The rapid advancement of geospatial technologies in terms of speed, size, diversity, and complexity of digital data necessitates adaptation to existing processes in soil management. Therefore, it is critical to address the limitations of the current soil information system, and the implementation of advanced geospatial technologies, to build an intelligent geospatial system for sustainable soil management. This requires building a robust soil information system that transforms geospatial data into an accessible form. The application of the remarkable progress in geospatial technology–cloud computing–offers fast access and efficient use of big geospatial data. These data include optical/hyperspectral and radar remote sensing combined with ML, which allows better soil survey and mapping and better monitoring at the field and regional scales.

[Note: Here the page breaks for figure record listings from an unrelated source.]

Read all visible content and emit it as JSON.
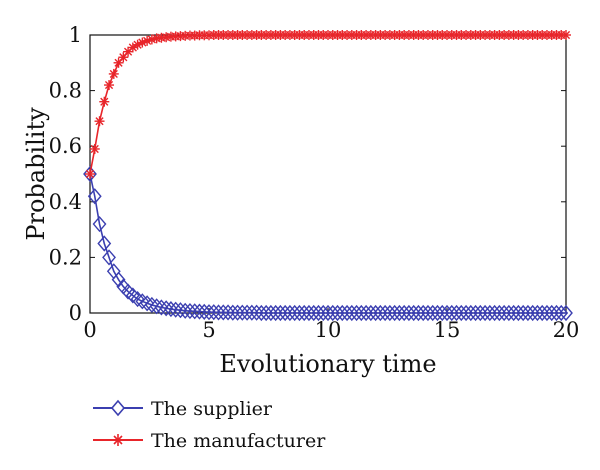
{
  "chart_data": {
    "type": "line",
    "title": "",
    "xlabel": "Evolutionary time",
    "ylabel": "Probability",
    "xlim": [
      0,
      20
    ],
    "ylim": [
      0,
      1
    ],
    "x_ticks": [
      "0",
      "5",
      "10",
      "15",
      "20"
    ],
    "y_ticks": [
      "0",
      "0.2",
      "0.4",
      "0.6",
      "0.8",
      "1"
    ],
    "grid": false,
    "legend_position": "below",
    "series": [
      {
        "name": "The supplier",
        "color": "#3b3fb0",
        "marker": "diamond",
        "x": [
          0,
          0.2,
          0.4,
          0.6,
          0.8,
          1.0,
          1.2,
          1.4,
          1.6,
          1.8,
          2.0,
          2.2,
          2.4,
          2.6,
          2.8,
          3.0,
          3.2,
          3.4,
          3.6,
          3.8,
          4.0,
          4.2,
          4.4,
          4.6,
          4.8,
          5.0,
          5.2,
          5.4,
          5.6,
          5.8,
          6.0,
          6.2,
          6.4,
          6.6,
          6.8,
          7.0,
          7.2,
          7.4,
          7.6,
          7.8,
          8.0,
          8.2,
          8.4,
          8.6,
          8.8,
          9.0,
          9.2,
          9.4,
          9.6,
          9.8,
          10.0,
          10.2,
          10.4,
          10.6,
          10.8,
          11.0,
          11.2,
          11.4,
          11.6,
          11.8,
          12.0,
          12.2,
          12.4,
          12.6,
          12.8,
          13.0,
          13.2,
          13.4,
          13.6,
          13.8,
          14.0,
          14.2,
          14.4,
          14.6,
          14.8,
          15.0,
          15.2,
          15.4,
          15.6,
          15.8,
          16.0,
          16.2,
          16.4,
          16.6,
          16.8,
          17.0,
          17.2,
          17.4,
          17.6,
          17.8,
          18.0,
          18.2,
          18.4,
          18.6,
          18.8,
          19.0,
          19.2,
          19.4,
          19.6,
          19.8,
          20.0
        ],
        "y": [
          0.5,
          0.42,
          0.32,
          0.25,
          0.2,
          0.15,
          0.12,
          0.095,
          0.077,
          0.063,
          0.05,
          0.042,
          0.035,
          0.029,
          0.024,
          0.02,
          0.017,
          0.014,
          0.012,
          0.01,
          0.008,
          0.007,
          0.006,
          0.005,
          0.004,
          0.003,
          0.003,
          0.002,
          0.002,
          0.002,
          0.001,
          0.001,
          0.001,
          0.001,
          0.001,
          0.001,
          0,
          0,
          0,
          0,
          0,
          0,
          0,
          0,
          0,
          0,
          0,
          0,
          0,
          0,
          0,
          0,
          0,
          0,
          0,
          0,
          0,
          0,
          0,
          0,
          0,
          0,
          0,
          0,
          0,
          0,
          0,
          0,
          0,
          0,
          0,
          0,
          0,
          0,
          0,
          0,
          0,
          0,
          0,
          0,
          0,
          0,
          0,
          0,
          0,
          0,
          0,
          0,
          0,
          0,
          0,
          0,
          0,
          0,
          0,
          0,
          0,
          0,
          0,
          0,
          0
        ]
      },
      {
        "name": "The manufacturer",
        "color": "#e8252a",
        "marker": "asterisk",
        "x": [
          0,
          0.2,
          0.4,
          0.6,
          0.8,
          1.0,
          1.2,
          1.4,
          1.6,
          1.8,
          2.0,
          2.2,
          2.4,
          2.6,
          2.8,
          3.0,
          3.2,
          3.4,
          3.6,
          3.8,
          4.0,
          4.2,
          4.4,
          4.6,
          4.8,
          5.0,
          5.2,
          5.4,
          5.6,
          5.8,
          6.0,
          6.2,
          6.4,
          6.6,
          6.8,
          7.0,
          7.2,
          7.4,
          7.6,
          7.8,
          8.0,
          8.2,
          8.4,
          8.6,
          8.8,
          9.0,
          9.2,
          9.4,
          9.6,
          9.8,
          10.0,
          10.2,
          10.4,
          10.6,
          10.8,
          11.0,
          11.2,
          11.4,
          11.6,
          11.8,
          12.0,
          12.2,
          12.4,
          12.6,
          12.8,
          13.0,
          13.2,
          13.4,
          13.6,
          13.8,
          14.0,
          14.2,
          14.4,
          14.6,
          14.8,
          15.0,
          15.2,
          15.4,
          15.6,
          15.8,
          16.0,
          16.2,
          16.4,
          16.6,
          16.8,
          17.0,
          17.2,
          17.4,
          17.6,
          17.8,
          18.0,
          18.2,
          18.4,
          18.6,
          18.8,
          19.0,
          19.2,
          19.4,
          19.6,
          19.8,
          20.0
        ],
        "y": [
          0.5,
          0.59,
          0.69,
          0.76,
          0.82,
          0.86,
          0.9,
          0.92,
          0.94,
          0.955,
          0.965,
          0.973,
          0.979,
          0.984,
          0.988,
          0.99,
          0.992,
          0.994,
          0.995,
          0.996,
          0.997,
          0.998,
          0.998,
          0.999,
          0.999,
          0.999,
          1,
          1,
          1,
          1,
          1,
          1,
          1,
          1,
          1,
          1,
          1,
          1,
          1,
          1,
          1,
          1,
          1,
          1,
          1,
          1,
          1,
          1,
          1,
          1,
          1,
          1,
          1,
          1,
          1,
          1,
          1,
          1,
          1,
          1,
          1,
          1,
          1,
          1,
          1,
          1,
          1,
          1,
          1,
          1,
          1,
          1,
          1,
          1,
          1,
          1,
          1,
          1,
          1,
          1,
          1,
          1,
          1,
          1,
          1,
          1,
          1,
          1,
          1,
          1,
          1,
          1,
          1,
          1,
          1,
          1,
          1,
          1,
          1,
          1,
          1
        ]
      }
    ]
  }
}
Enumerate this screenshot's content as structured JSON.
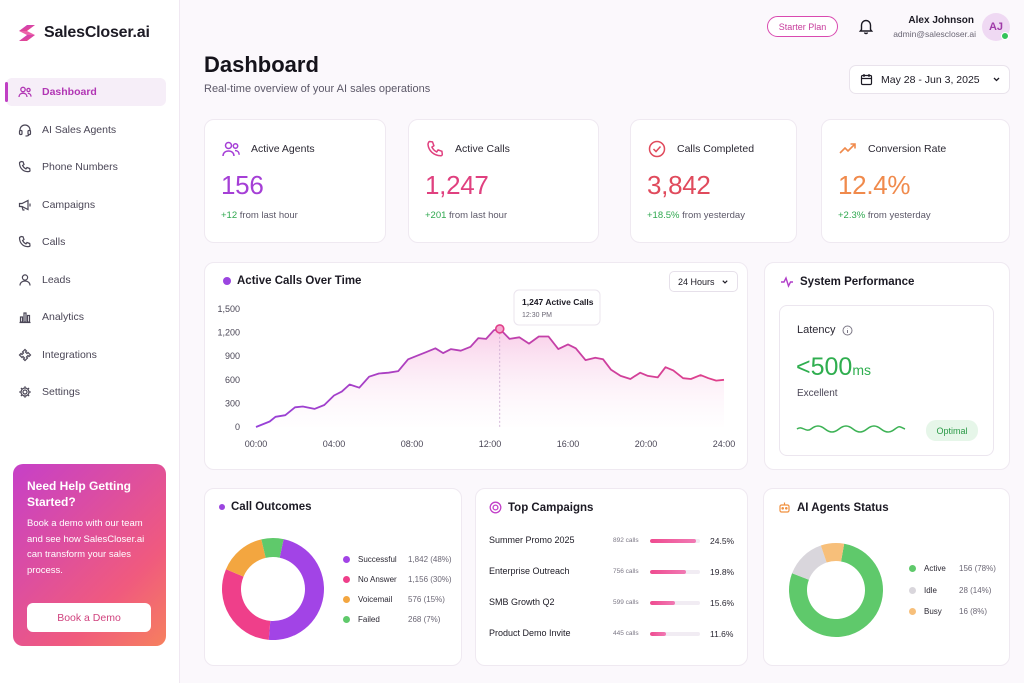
{
  "brand": {
    "name": "SalesCloser.ai"
  },
  "sidebar": {
    "items": [
      {
        "label": "Dashboard",
        "icon": "dashboard-icon",
        "active": true
      },
      {
        "label": "AI Sales Agents",
        "icon": "headset-icon"
      },
      {
        "label": "Phone Numbers",
        "icon": "phone-icon"
      },
      {
        "label": "Campaigns",
        "icon": "megaphone-icon"
      },
      {
        "label": "Calls",
        "icon": "phone-icon"
      },
      {
        "label": "Leads",
        "icon": "user-icon"
      },
      {
        "label": "Analytics",
        "icon": "bar-chart-icon"
      },
      {
        "label": "Integrations",
        "icon": "puzzle-icon"
      },
      {
        "label": "Settings",
        "icon": "gear-icon"
      }
    ],
    "help": {
      "title": "Need Help Getting Started?",
      "text": "Book a demo with our team and see how SalesCloser.ai can transform your sales process.",
      "button": "Book a Demo"
    }
  },
  "header": {
    "plan": "Starter Plan",
    "user_name": "Alex Johnson",
    "user_email": "admin@salescloser.ai",
    "avatar_initials": "AJ",
    "title": "Dashboard",
    "subtitle": "Real-time overview of your AI sales operations",
    "date_range": "May 28 - Jun 3, 2025"
  },
  "kpis": [
    {
      "label": "Active Agents",
      "value": "156",
      "change": "+12",
      "change_text": "from last hour",
      "color": "#a53fd6",
      "icon": "users-icon"
    },
    {
      "label": "Active Calls",
      "value": "1,247",
      "change": "+201",
      "change_text": "from last hour",
      "color": "#e0407f",
      "icon": "phone-icon"
    },
    {
      "label": "Calls Completed",
      "value": "3,842",
      "change": "+18.5%",
      "change_text": "from yesterday",
      "color": "#e04a5c",
      "icon": "check-circle-icon"
    },
    {
      "label": "Conversion Rate",
      "value": "12.4%",
      "change": "+2.3%",
      "change_text": "from yesterday",
      "color": "#f08a4c",
      "icon": "trending-up-icon"
    }
  ],
  "calls_chart": {
    "title": "Active Calls Over Time",
    "range": "24 Hours",
    "tooltip_value": "1,247 Active Calls",
    "tooltip_time": "12:30 PM"
  },
  "chart_data": {
    "type": "area",
    "x_ticks": [
      "00:00",
      "04:00",
      "08:00",
      "12:00",
      "16:00",
      "20:00",
      "24:00"
    ],
    "y_ticks": [
      "0",
      "300",
      "600",
      "900",
      "1,200",
      "1,500"
    ],
    "ylim": [
      0,
      1500
    ],
    "xlim": [
      0,
      24
    ],
    "series": [
      {
        "x": [
          0,
          0.7,
          1.0,
          1.5,
          2.0,
          2.4,
          3.0,
          3.5,
          4.0,
          4.4,
          4.8,
          5.3,
          5.8,
          6.3,
          6.8,
          7.3,
          7.8,
          8.2,
          8.7,
          9.2,
          9.6,
          10.0,
          10.5,
          11.0,
          11.4,
          11.8,
          12.2,
          12.5,
          13.0,
          13.5,
          14.0,
          14.5,
          15.0,
          15.5,
          16.0,
          16.4,
          16.9,
          17.4,
          17.8,
          18.2,
          18.7,
          19.2,
          19.7,
          20.1,
          20.6,
          21.0,
          21.4,
          21.9,
          22.3,
          22.8,
          23.2,
          23.6,
          24.0
        ],
        "values": [
          0,
          70,
          130,
          150,
          250,
          260,
          230,
          280,
          400,
          450,
          540,
          500,
          640,
          680,
          690,
          710,
          860,
          900,
          950,
          1000,
          940,
          990,
          970,
          1020,
          1130,
          1120,
          1230,
          1247,
          1120,
          1140,
          1060,
          1150,
          1150,
          990,
          1050,
          1000,
          850,
          880,
          860,
          730,
          650,
          610,
          690,
          650,
          630,
          760,
          720,
          620,
          610,
          660,
          620,
          590,
          600
        ]
      }
    ]
  },
  "performance": {
    "title": "System Performance",
    "metric": "Latency",
    "value": "<500",
    "unit": "ms",
    "status": "Excellent",
    "badge": "Optimal"
  },
  "outcomes": {
    "title": "Call Outcomes",
    "items": [
      {
        "label": "Successful",
        "value": "1,842 (48%)",
        "pct": 48,
        "color": "#a244e6"
      },
      {
        "label": "No Answer",
        "value": "1,156 (30%)",
        "pct": 30,
        "color": "#ef3f8a"
      },
      {
        "label": "Voicemail",
        "value": "576 (15%)",
        "pct": 15,
        "color": "#f3a640"
      },
      {
        "label": "Failed",
        "value": "268 (7%)",
        "pct": 7,
        "color": "#5fc96b"
      }
    ]
  },
  "campaigns": {
    "title": "Top Campaigns",
    "items": [
      {
        "name": "Summer Promo 2025",
        "calls": "892 calls",
        "pct": "24.5%",
        "fill": 0.92
      },
      {
        "name": "Enterprise Outreach",
        "calls": "756 calls",
        "pct": "19.8%",
        "fill": 0.72
      },
      {
        "name": "SMB Growth Q2",
        "calls": "599 calls",
        "pct": "15.6%",
        "fill": 0.5
      },
      {
        "name": "Product Demo Invite",
        "calls": "445 calls",
        "pct": "11.6%",
        "fill": 0.32
      }
    ]
  },
  "agents_status": {
    "title": "AI Agents Status",
    "items": [
      {
        "label": "Active",
        "value": "156 (78%)",
        "pct": 78,
        "color": "#5fc96b"
      },
      {
        "label": "Idle",
        "value": "28 (14%)",
        "pct": 14,
        "color": "#d9d6dc"
      },
      {
        "label": "Busy",
        "value": "16 (8%)",
        "pct": 8,
        "color": "#f7bf7a"
      }
    ]
  }
}
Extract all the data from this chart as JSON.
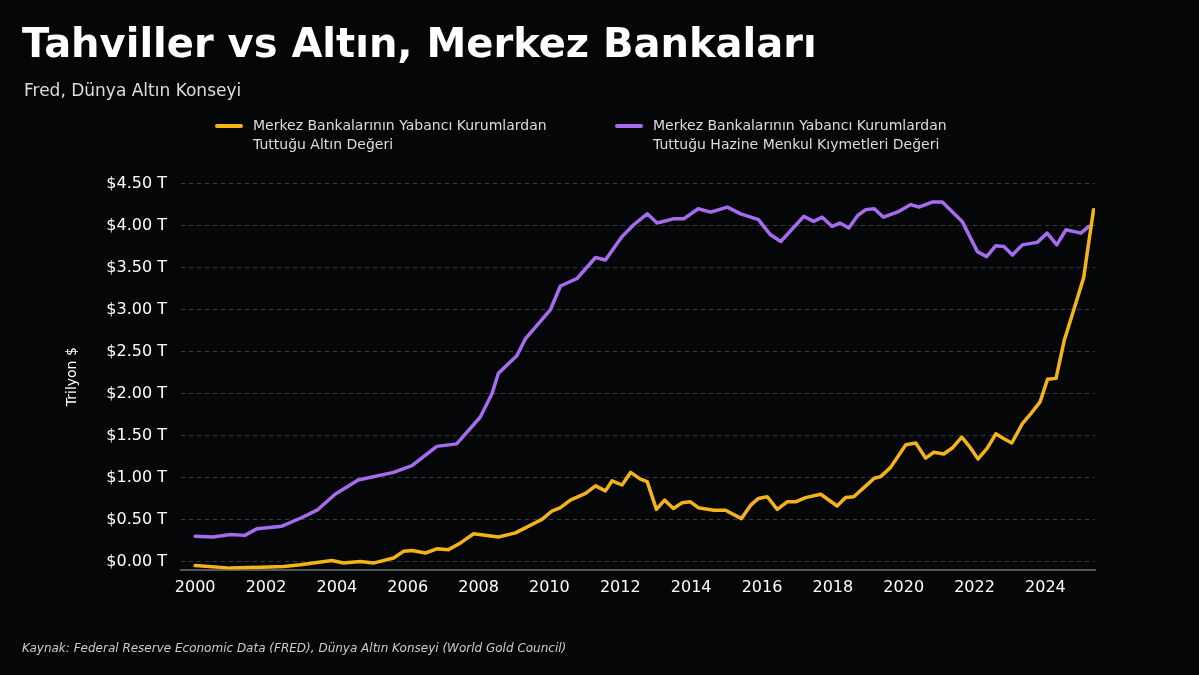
{
  "chart_data": {
    "type": "line",
    "title": "Tahviller vs Altın, Merkez Bankaları",
    "subtitle": "Fred, Dünya Altın Konseyi",
    "ylabel": "Trilyon $",
    "annotations": [
      "Kaynak: Federal Reserve Economic Data (FRED), Dünya Altın Konseyi (World Gold Council)"
    ],
    "xlim": [
      1999.6,
      2025.4
    ],
    "xticks": [
      2000,
      2002,
      2004,
      2006,
      2008,
      2010,
      2012,
      2014,
      2016,
      2018,
      2020,
      2022,
      2024
    ],
    "ylim": [
      -0.1,
      4.5
    ],
    "yticks": [
      {
        "value": 0,
        "label": "$0.00 T"
      },
      {
        "value": 0.5,
        "label": "$0.50 T"
      },
      {
        "value": 1,
        "label": "$1.00 T"
      },
      {
        "value": 1.5,
        "label": "$1.50 T"
      },
      {
        "value": 2,
        "label": "$2.00 T"
      },
      {
        "value": 2.5,
        "label": "$2.50 T"
      },
      {
        "value": 3,
        "label": "$3.00 T"
      },
      {
        "value": 3.5,
        "label": "$3.50 T"
      },
      {
        "value": 4,
        "label": "$4.00 T"
      },
      {
        "value": 4.5,
        "label": "$4.50 T"
      }
    ],
    "grid": "y",
    "legend": "top",
    "marker": "none",
    "line_style": "solid",
    "series": [
      {
        "name": "Merkez Bankalarının Yabancı Kurumlardan Tuttuğu Altın Değeri",
        "color": "#f5b31a",
        "x": [
          2000.0,
          2001.0,
          2002.5,
          2002.97,
          2003.86,
          2004.19,
          2004.66,
          2005.03,
          2005.6,
          2005.88,
          2006.12,
          2006.5,
          2006.82,
          2007.15,
          2007.49,
          2007.86,
          2008.56,
          2009.04,
          2009.32,
          2009.6,
          2009.79,
          2010.07,
          2010.31,
          2010.59,
          2011.02,
          2011.3,
          2011.58,
          2011.77,
          2012.05,
          2012.29,
          2012.57,
          2012.76,
          2013.02,
          2013.25,
          2013.5,
          2013.75,
          2013.98,
          2014.2,
          2014.64,
          2014.97,
          2015.42,
          2015.68,
          2015.9,
          2016.15,
          2016.43,
          2016.71,
          2016.95,
          2017.23,
          2017.66,
          2018.12,
          2018.36,
          2018.59,
          2018.93,
          2019.17,
          2019.35,
          2019.63,
          2020.06,
          2020.34,
          2020.62,
          2020.85,
          2021.13,
          2021.37,
          2021.64,
          2021.87,
          2022.1,
          2022.36,
          2022.6,
          2022.83,
          2023.05,
          2023.35,
          2023.59,
          2023.85,
          2024.06,
          2024.3,
          2024.53,
          2024.81,
          2025.08,
          2025.23,
          2025.36
        ],
        "values": [
          -0.05,
          -0.08,
          -0.06,
          -0.04,
          0.01,
          -0.02,
          0.0,
          -0.02,
          0.04,
          0.12,
          0.13,
          0.1,
          0.15,
          0.14,
          0.22,
          0.33,
          0.29,
          0.34,
          0.4,
          0.46,
          0.5,
          0.6,
          0.64,
          0.73,
          0.81,
          0.9,
          0.84,
          0.96,
          0.91,
          1.06,
          0.98,
          0.95,
          0.62,
          0.73,
          0.63,
          0.7,
          0.71,
          0.64,
          0.61,
          0.61,
          0.51,
          0.67,
          0.75,
          0.77,
          0.62,
          0.71,
          0.71,
          0.76,
          0.8,
          0.66,
          0.76,
          0.77,
          0.9,
          0.99,
          1.01,
          1.12,
          1.39,
          1.41,
          1.23,
          1.3,
          1.28,
          1.35,
          1.48,
          1.36,
          1.22,
          1.35,
          1.52,
          1.46,
          1.41,
          1.64,
          1.76,
          1.9,
          2.17,
          2.18,
          2.63,
          3.01,
          3.38,
          3.82,
          4.19
        ]
      },
      {
        "name": "Merkez Bankalarının Yabancı Kurumlardan Tuttuğu Hazine Menkul Kıymetleri Değeri",
        "color": "#a66cf0",
        "x": [
          2000.0,
          2000.5,
          2001.0,
          2001.4,
          2001.75,
          2002.45,
          2003.0,
          2003.44,
          2003.95,
          2004.6,
          2005.6,
          2006.12,
          2006.82,
          2007.38,
          2008.05,
          2008.38,
          2008.56,
          2009.08,
          2009.32,
          2010.03,
          2010.31,
          2010.78,
          2011.3,
          2011.58,
          2012.05,
          2012.38,
          2012.76,
          2013.04,
          2013.5,
          2013.79,
          2014.2,
          2014.55,
          2015.02,
          2015.4,
          2015.9,
          2016.24,
          2016.53,
          2017.18,
          2017.46,
          2017.7,
          2017.98,
          2018.2,
          2018.45,
          2018.7,
          2018.93,
          2019.17,
          2019.43,
          2019.87,
          2020.2,
          2020.43,
          2020.8,
          2021.09,
          2021.65,
          2022.08,
          2022.34,
          2022.6,
          2022.83,
          2023.07,
          2023.35,
          2023.77,
          2024.05,
          2024.32,
          2024.58,
          2025.0,
          2025.23
        ],
        "values": [
          0.3,
          0.29,
          0.32,
          0.31,
          0.39,
          0.42,
          0.52,
          0.61,
          0.8,
          0.97,
          1.06,
          1.14,
          1.37,
          1.4,
          1.72,
          2.0,
          2.24,
          2.45,
          2.65,
          3.0,
          3.28,
          3.37,
          3.62,
          3.59,
          3.87,
          4.01,
          4.14,
          4.03,
          4.08,
          4.08,
          4.2,
          4.16,
          4.22,
          4.14,
          4.07,
          3.89,
          3.81,
          4.11,
          4.05,
          4.1,
          3.99,
          4.03,
          3.97,
          4.12,
          4.19,
          4.2,
          4.1,
          4.17,
          4.25,
          4.22,
          4.28,
          4.28,
          4.05,
          3.69,
          3.63,
          3.76,
          3.75,
          3.65,
          3.77,
          3.8,
          3.91,
          3.77,
          3.95,
          3.91,
          3.99
        ]
      }
    ]
  }
}
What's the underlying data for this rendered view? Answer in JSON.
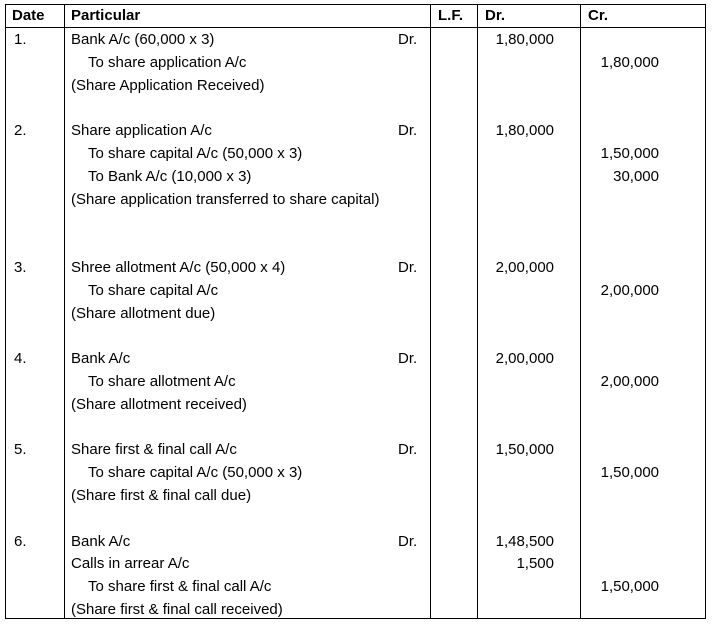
{
  "headers": {
    "date": "Date",
    "particular": "Particular",
    "lf": "L.F.",
    "dr": "Dr.",
    "cr": "Cr."
  },
  "entries": [
    {
      "date": "1.",
      "lines": [
        {
          "kind": "debit",
          "text": "Bank A/c (60,000 x 3)",
          "dr_label": "Dr.",
          "dr": "1,80,000"
        },
        {
          "kind": "credit",
          "text": "To share application A/c",
          "cr": "1,80,000"
        }
      ],
      "narration": "(Share Application Received)"
    },
    {
      "date": "2.",
      "lines": [
        {
          "kind": "debit",
          "text": "Share application A/c",
          "dr_label": "Dr.",
          "dr": "1,80,000"
        },
        {
          "kind": "credit",
          "text": "To share capital A/c (50,000 x 3)",
          "cr": "1,50,000"
        },
        {
          "kind": "credit",
          "text": "To Bank A/c  (10,000 x 3)",
          "cr": "30,000"
        }
      ],
      "narration": "(Share application transferred to share capital)"
    },
    {
      "date": "3.",
      "lines": [
        {
          "kind": "debit",
          "text": "Shree allotment A/c (50,000 x 4)",
          "dr_label": "Dr.",
          "dr": "2,00,000"
        },
        {
          "kind": "credit",
          "text": "To share capital A/c",
          "cr": "2,00,000"
        }
      ],
      "narration": "(Share allotment due)"
    },
    {
      "date": "4.",
      "lines": [
        {
          "kind": "debit",
          "text": "Bank A/c",
          "dr_label": "Dr.",
          "dr": "2,00,000"
        },
        {
          "kind": "credit",
          "text": "To share allotment A/c",
          "cr": "2,00,000"
        }
      ],
      "narration": "(Share allotment received)"
    },
    {
      "date": "5.",
      "lines": [
        {
          "kind": "debit",
          "text": "Share first & final call A/c",
          "dr_label": "Dr.",
          "dr": "1,50,000"
        },
        {
          "kind": "credit",
          "text": "To share capital A/c (50,000 x 3)",
          "cr": "1,50,000"
        }
      ],
      "narration": "(Share first & final call due)"
    },
    {
      "date": "6.",
      "lines": [
        {
          "kind": "debit",
          "text": "Bank A/c",
          "dr_label": "Dr.",
          "dr": "1,48,500"
        },
        {
          "kind": "debit",
          "text": "Calls in arrear A/c",
          "dr": "1,500"
        },
        {
          "kind": "credit",
          "text": "To share first & final call A/c",
          "cr": "1,50,000"
        }
      ],
      "narration": "(Share first & final call received)"
    }
  ]
}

Applying spectroscopy combined with ML is an alternative to traditional wet chemistry for soil properties and potentially toxic elements (PTEs) analysis and monitoring. Combined data fusion techniques with ML methods enhance the delineation of soil management zones for precision agriculture applications.
This Special Issue focuses on the potential of integrating advanced data analytics combined with geospatial technology, including remote and proximal sensing, to characterize soils' spatial variability for site-specific management. We invite submissions on basic and applied research concerning geospatial database, proximal soil sensing, remote sensing associated data, spectral, spatial, and temporal information based on multi- and hyperspectral imagery, combined with ML methods for soil analysis and management within-field variability. We also welcome submissions for review articles that provide an up-to-date overview of the current state of the art in various applications of proximal/remote sensing, combined with ML and cloud computing for proper soil analysis and management. In particular, research and literature articles may cover but are not limited to the following topics:
•Digital soil mapping
• Spectroscopy and ML for soil analysis
• Remote/proximal sensing for mapping soil contaminants
• Soil sensing and ML for delineation management zones
• Imaging spectroscopy for soil mapping and monitoring
• Cloud computing for mapping and monitoring soil contaminants
Keywords:
Remote Sensing, Proximal Sensing, Precision Agriculture, Machine Learning, Data Fusion, Big Data, Cloud Computing
Important Note:
All contributions to this Research Topic must be within the scope of the section and journal to which they are submitted, as defined in their mission statements. Frontiers reserves the right to guide an out-of-scope manuscript to a more suitable section or journal at any stage of peer review.